As for the acting, this is not nearly as bad as the laughable performance in The Happening, but it’s kind of confusing how these talented actors didn’t make the writing from the script better to really not care for them in this situation following. Actors like Gael García Bernal and Vicky Krieps (Phantom Thread) as husband and wife Guy and Prisca Cappa give it all they can, and the best I can say is they tried as this married couple on this last trip together before separating. Besides the family, there’s also Rufus Sewell, Abbey Lee, Eliza Scanlen, and others doing what they can as well given material better than them all together, probably. I will say out of everybody in this, both Thomasin McKenzie and Alex Wolff gave the strongest performances as the teenage versions of Trent and Maddox Cappa when it was at the point where its believable knowing these are still kids in their minds, realizing they must be scared. And I’ll give this credit to the other actors portraying the characters younger and older.

It’s best to know this is more of a thriller than horror, and even this didn’t provide those captivating thrills I expected this to have. The pace of its 108 minutes is well-done where it won’t bore you until the third act when it was hard knowing when it will conclude. Aside from one moment that got a jump scare out of me, the only thing that will leave you feeling is uneasy realizing every one of us will become old. It wasn’t hard for me to watch in an unsettling way when I couldn’t tell if it was supposed to affect me? If I were a parent, it would freak me out watching my own kid growing up in front of me after an hour or two. There’s definitely the theme of spending the time you have with your loved ones, never wasting a single moment in the present. That’s easy to see what it was going for, but it wasn’t enough to leave me fully engaged the entire time. I can see where most will find it unintentionally hilarious when it is meant to be taken seriously. I can’t lie when saying there were a couple moments that got me to chuckle from Len Leung’s performance as the nurse named Jarin when he’s saddled with the weakest dialogue out of everybody.

And since we all expect the writer/director to give us a twist ending (duh), for better or worse, this one didn’t click for me when it wasn’t what I come to expect despite not being predictable. For me, this was like missing the basket to beat the other basketball team from its star player, only to feel unrewarded when it’s over.
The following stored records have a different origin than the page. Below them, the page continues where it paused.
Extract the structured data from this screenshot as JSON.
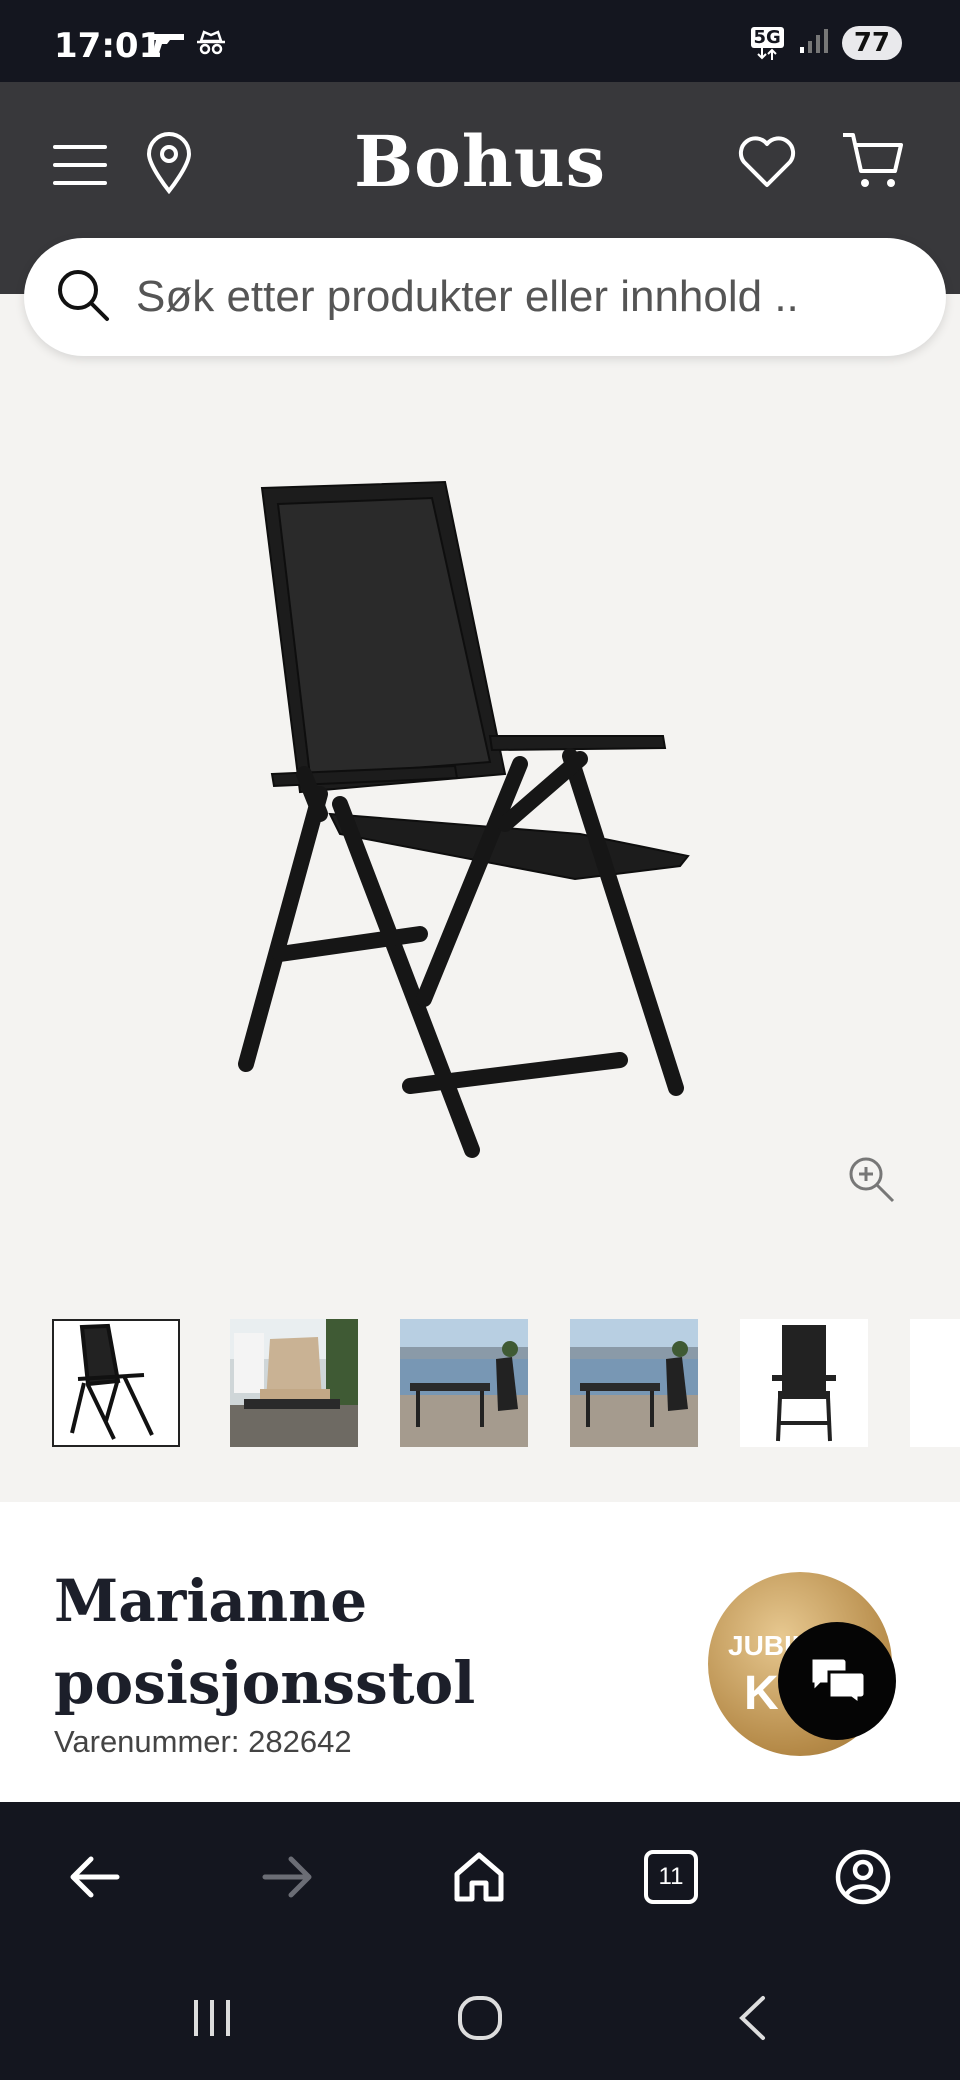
{
  "status_bar": {
    "time": "17:01",
    "network": "5G",
    "battery": "77",
    "icons": [
      "gun-icon",
      "incognito-icon",
      "signal-icon"
    ]
  },
  "header": {
    "logo": "Bohus",
    "icons": [
      "menu-icon",
      "location-pin-icon",
      "heart-icon",
      "cart-icon"
    ]
  },
  "search": {
    "placeholder": "Søk etter produkter eller innhold .."
  },
  "product": {
    "title_line1": "Marianne",
    "title_line2": "posisjonsstol",
    "sku_label": "Varenummer:",
    "sku_value": "282642",
    "badge_line1": "JUBIL",
    "badge_line2": "KU",
    "thumbnails": [
      "thumb-chair-side",
      "thumb-chair-cushion-lifestyle",
      "thumb-terrace-sea-1",
      "thumb-terrace-sea-2",
      "thumb-chair-front"
    ]
  },
  "browser_bar": {
    "tabs_count": "11",
    "icons": [
      "back-arrow-icon",
      "forward-arrow-icon",
      "home-icon",
      "tabs-icon",
      "account-icon"
    ]
  },
  "system_nav": {
    "icons": [
      "recent-apps-icon",
      "home-circle-icon",
      "back-chevron-icon"
    ]
  },
  "colors": {
    "header_bg": "#38383b",
    "system_bg": "#14161f",
    "product_bg": "#f4f3f1",
    "title_color": "#1c1f2a",
    "badge_gold": "#b58a48"
  }
}
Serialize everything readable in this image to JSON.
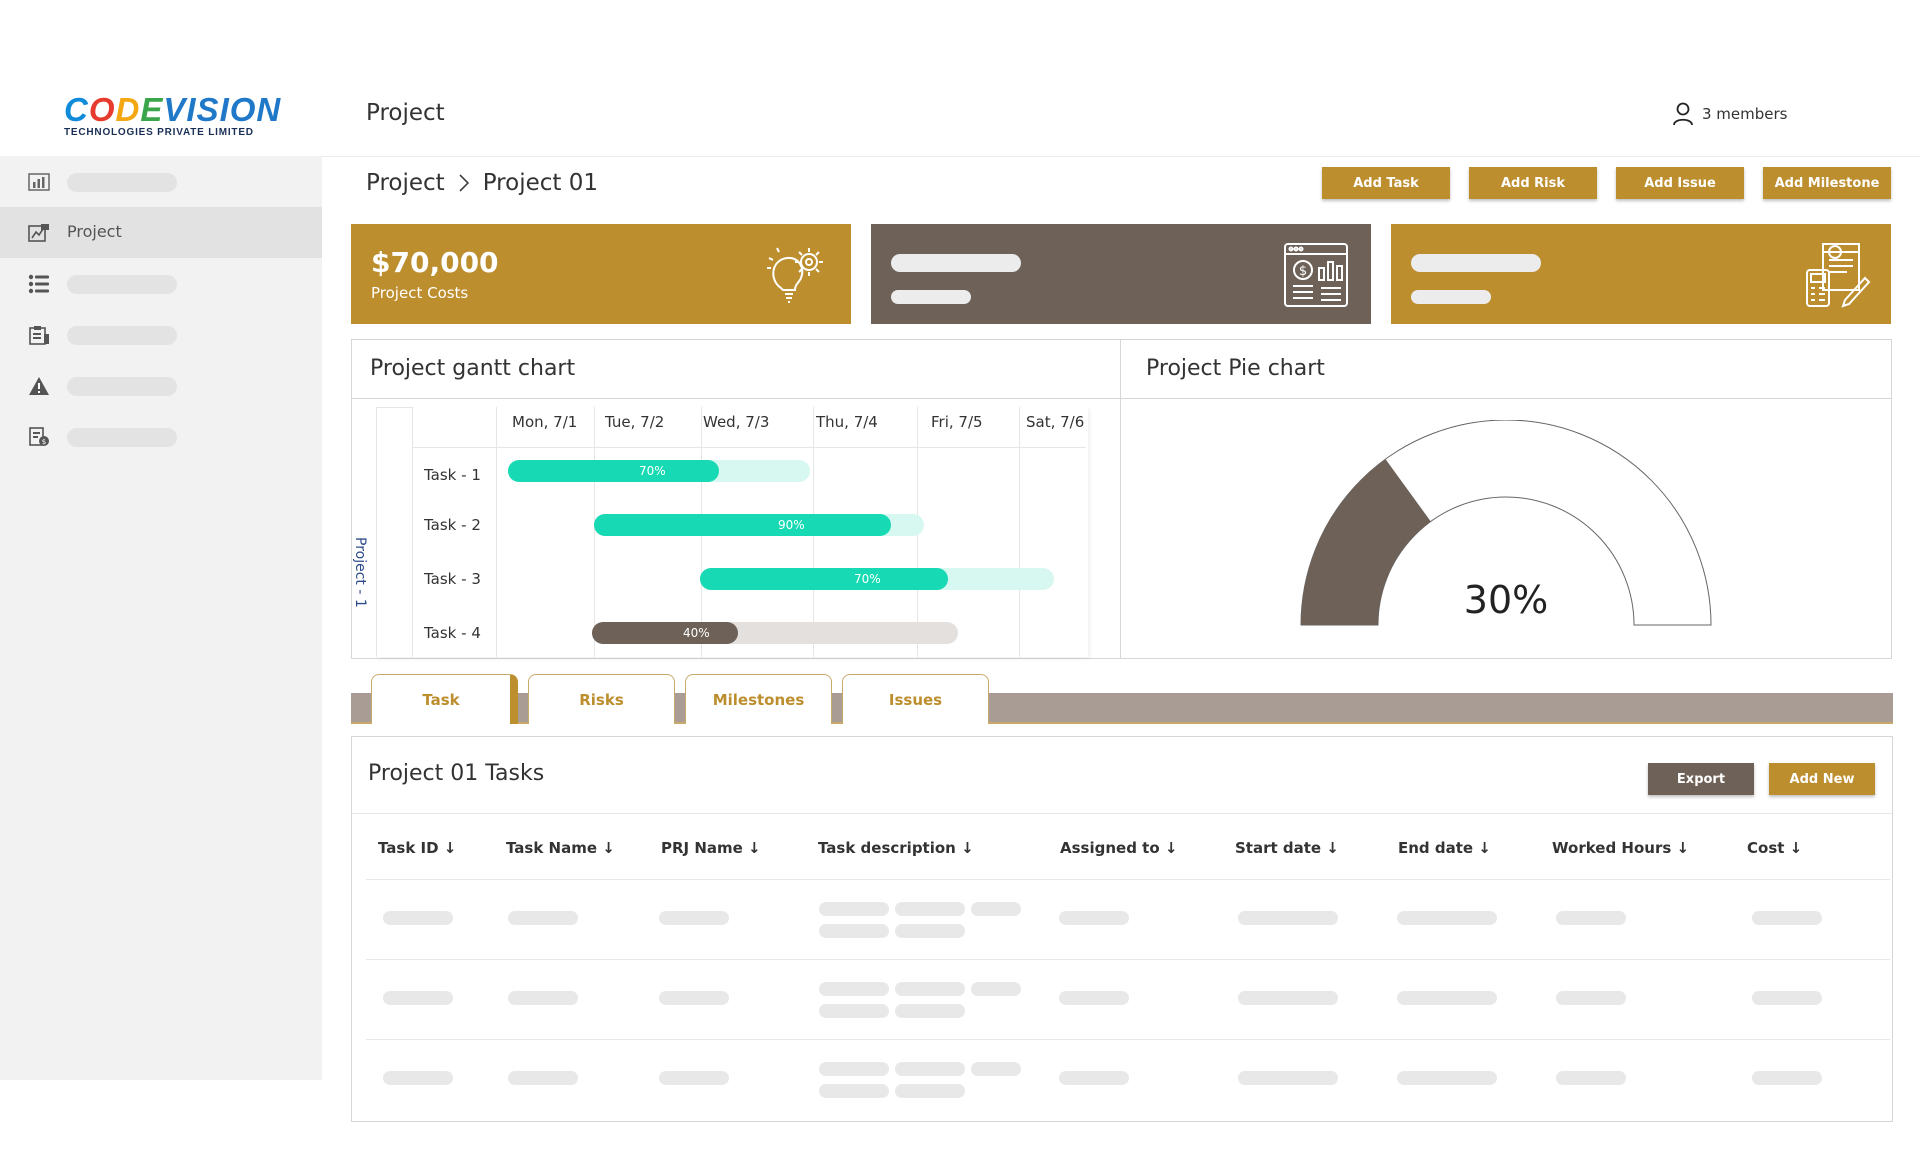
{
  "brand": {
    "logo_main": "CODEVISION",
    "logo_sub": "TECHNOLOGIES PRIVATE LIMITED"
  },
  "header": {
    "title": "Project",
    "members": "3 members"
  },
  "sidebar": {
    "items": [
      {
        "icon": "bar-chart-icon",
        "label": ""
      },
      {
        "icon": "project-icon",
        "label": "Project",
        "active": true
      },
      {
        "icon": "list-icon",
        "label": ""
      },
      {
        "icon": "clipboard-icon",
        "label": ""
      },
      {
        "icon": "warning-icon",
        "label": ""
      },
      {
        "icon": "document-money-icon",
        "label": ""
      }
    ]
  },
  "breadcrumb": {
    "root": "Project",
    "current": "Project 01"
  },
  "actions": {
    "add_task": "Add Task",
    "add_risk": "Add Risk",
    "add_issue": "Add Issue",
    "add_milestone": "Add Milestone"
  },
  "cards": {
    "cost_value": "$70,000",
    "cost_label": "Project Costs"
  },
  "gantt": {
    "title": "Project gantt chart",
    "project_label": "Project - 1",
    "days": [
      "Mon, 7/1",
      "Tue, 7/2",
      "Wed, 7/3",
      "Thu, 7/4",
      "Fri, 7/5",
      "Sat, 7/6"
    ],
    "tasks": [
      {
        "name": "Task - 1",
        "percent_label": "70%",
        "progress": 0.7
      },
      {
        "name": "Task - 2",
        "percent_label": "90%",
        "progress": 0.9
      },
      {
        "name": "Task - 3",
        "percent_label": "70%",
        "progress": 0.7
      },
      {
        "name": "Task - 4",
        "percent_label": "40%",
        "progress": 0.4
      }
    ]
  },
  "pie": {
    "title": "Project Pie chart",
    "percent_label": "30%",
    "value": 0.3,
    "fill_color": "#6e6158"
  },
  "tabs": [
    "Task",
    "Risks",
    "Milestones",
    "Issues"
  ],
  "table": {
    "title": "Project 01 Tasks",
    "export_label": "Export",
    "add_new_label": "Add New",
    "columns": [
      "Task ID ↓",
      "Task Name ↓",
      "PRJ Name ↓",
      "Task description ↓",
      "Assigned to ↓",
      "Start date ↓",
      "End date ↓",
      "Worked Hours ↓",
      "Cost ↓"
    ]
  },
  "colors": {
    "gold": "#bd8e2e",
    "brown": "#6e6158",
    "teal": "#17d9b3",
    "teal_light": "#d6f8f1"
  }
}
It’s one you have to see for yourselves to see where the building of the mystery leads to. A part of me tried hard to enjoy Old and let me be open-minded about it in hoping it would explore the body horror more and have it get under my skin. Yet, it’s hard to not get over how clumsy and uneven everything it wants to be when there’s so much improvement to be found. Not the worst thing in the world, but you’re better off watching better movies from his filmography.

Final Thoughts: Old shows how ambitious M. Night Shyamalan can be with an exciting concept in his hands. But the execution cannot be a thrilling one thanks to its awkward direction, flat performances, and weak dialogue. Not his best or his worst, but won’t leave a lasting impression once it ends. Was the potential in the right place? Sure, and there’s a possibility it will have different responses from others out there.